"Grand Cru from German soil", the finest dry wine the estate has to offer; complex, nuanced structure and minerality; a weighty 'powerhouse' with provocative fruit aromas and a profound depth; a grand, dry Riesling that embodies the exceptional and distinctive qualities of its terroir, and one which will continue to age and develop for decades to come.
Late 12th century saw first mention of this renowned Rheingau vineyard as the 'mons Rhingravii' (the Mountain of the Rhine Counts); southwest-facing site with deep to medium-deep soil, predominantly stony, fragmented phyllite and dramatic inclines of up to 60 %
Vintage report 2005
The generally accepted, popular evaluation of a year’s weather still seems to be tied to the extreme conditions of the benchmark year 2003. For this reason, the summer weather during vintage 2005 is generally rated as just average – despite concrete data that impressively show that this was really not the case. The growing season was marked by a number of sun hours that well exceeded the average quota. By the end of July 2005 in the Rheingau, for example, 150 sun hours had been recorded – more than the long-term average (1971–2000). Rainfall was evenly distributed throughout the year, above all during the growing season – providing ideal conditions for grape growth.
Budburst in mid-April, as well as blossoming a few weeks later, took place a week earlier than usual. This extremely positive development continued throughout June and July, thanks to ideal weather. As such, the official “ripening” of the grapes began in mid-August, or some two weeks earlier than normal.

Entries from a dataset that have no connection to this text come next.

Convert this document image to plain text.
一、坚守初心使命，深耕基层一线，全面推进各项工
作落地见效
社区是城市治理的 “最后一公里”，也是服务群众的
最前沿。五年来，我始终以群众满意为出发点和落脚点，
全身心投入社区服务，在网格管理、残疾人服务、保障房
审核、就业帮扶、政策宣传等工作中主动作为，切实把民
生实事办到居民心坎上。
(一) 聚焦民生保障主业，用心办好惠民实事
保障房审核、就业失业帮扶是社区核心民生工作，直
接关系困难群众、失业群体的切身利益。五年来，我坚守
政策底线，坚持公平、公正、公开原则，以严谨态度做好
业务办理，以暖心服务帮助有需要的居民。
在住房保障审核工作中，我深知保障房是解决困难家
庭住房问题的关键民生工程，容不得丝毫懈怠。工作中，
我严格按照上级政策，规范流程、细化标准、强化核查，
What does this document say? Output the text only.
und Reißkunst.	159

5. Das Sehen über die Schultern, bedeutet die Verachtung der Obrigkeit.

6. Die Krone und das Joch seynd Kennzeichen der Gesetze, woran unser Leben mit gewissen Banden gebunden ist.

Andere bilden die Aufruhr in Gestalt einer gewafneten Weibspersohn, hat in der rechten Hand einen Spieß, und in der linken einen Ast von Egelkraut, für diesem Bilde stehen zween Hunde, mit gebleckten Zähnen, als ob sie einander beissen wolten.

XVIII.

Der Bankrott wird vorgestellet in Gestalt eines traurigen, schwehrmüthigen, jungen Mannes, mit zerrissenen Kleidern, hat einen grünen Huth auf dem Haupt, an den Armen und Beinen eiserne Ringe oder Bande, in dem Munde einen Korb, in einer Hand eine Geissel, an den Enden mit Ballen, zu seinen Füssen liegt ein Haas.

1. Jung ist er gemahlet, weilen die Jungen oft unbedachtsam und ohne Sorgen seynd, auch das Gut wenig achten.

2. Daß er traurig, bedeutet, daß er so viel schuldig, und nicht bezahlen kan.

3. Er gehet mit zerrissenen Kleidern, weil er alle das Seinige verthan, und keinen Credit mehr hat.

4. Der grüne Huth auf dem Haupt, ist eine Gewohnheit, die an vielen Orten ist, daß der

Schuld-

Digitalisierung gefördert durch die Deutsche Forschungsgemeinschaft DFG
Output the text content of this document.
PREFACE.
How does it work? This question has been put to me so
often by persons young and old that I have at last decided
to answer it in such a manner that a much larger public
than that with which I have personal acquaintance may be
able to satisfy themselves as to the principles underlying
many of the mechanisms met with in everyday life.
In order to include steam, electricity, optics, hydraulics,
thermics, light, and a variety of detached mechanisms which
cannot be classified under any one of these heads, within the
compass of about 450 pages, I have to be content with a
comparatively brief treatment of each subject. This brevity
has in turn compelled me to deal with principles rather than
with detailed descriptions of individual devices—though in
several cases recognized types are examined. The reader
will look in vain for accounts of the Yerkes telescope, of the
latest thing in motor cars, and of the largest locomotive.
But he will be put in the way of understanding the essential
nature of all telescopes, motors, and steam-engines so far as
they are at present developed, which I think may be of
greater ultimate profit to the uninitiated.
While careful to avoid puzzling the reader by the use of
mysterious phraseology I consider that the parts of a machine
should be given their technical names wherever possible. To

The vintage was then crowned by an unusually sunny September, followed by a truly “golden” October.
These conditions led to an unusually early ripeness of the grapes, so that Weingut Robert Weil could begin harvesting at the start of October.
The vineyards yielded completely healthy and golden yellow grapes with a wonderful, ripe fruitiness as well as intensive aromas and perfect must weights at the start of the harvest.
These were ideal prerequisites for the extraordinarily high quality of our Estate-Rieslings, our Erstes Gewächs (first growth) and the Gräfenberg Spätlese with record must weights. Some three weeks after the start of the harvest (ideal timing), a very fine Botrytis (noble rot) set in, so that this year we were able to continue the tradition – for the 17th year in a row and unique in the world! – of harvesting every quality level of wine up to Trockenbeerenauslese with 245 degrees Oechsle.
The exceptional ripeness levels of the grapes combined with the 10% lower-than-average yield, lends vintage 2005 the strength and long finish of the wines of 2003. On the other hand, the wines also show the finesse and elegance, as well as the mineral tones and perfect acidity levels, of the wines of 2004 – in all, vintage 2005 represents a perfect combination of the best of two earlier vintages.
If one wants to classify or compare 2005 with other vintages, it seems likely that this year’s wines will be comparable with those of the great vintages 1971, 1953 and even 1921.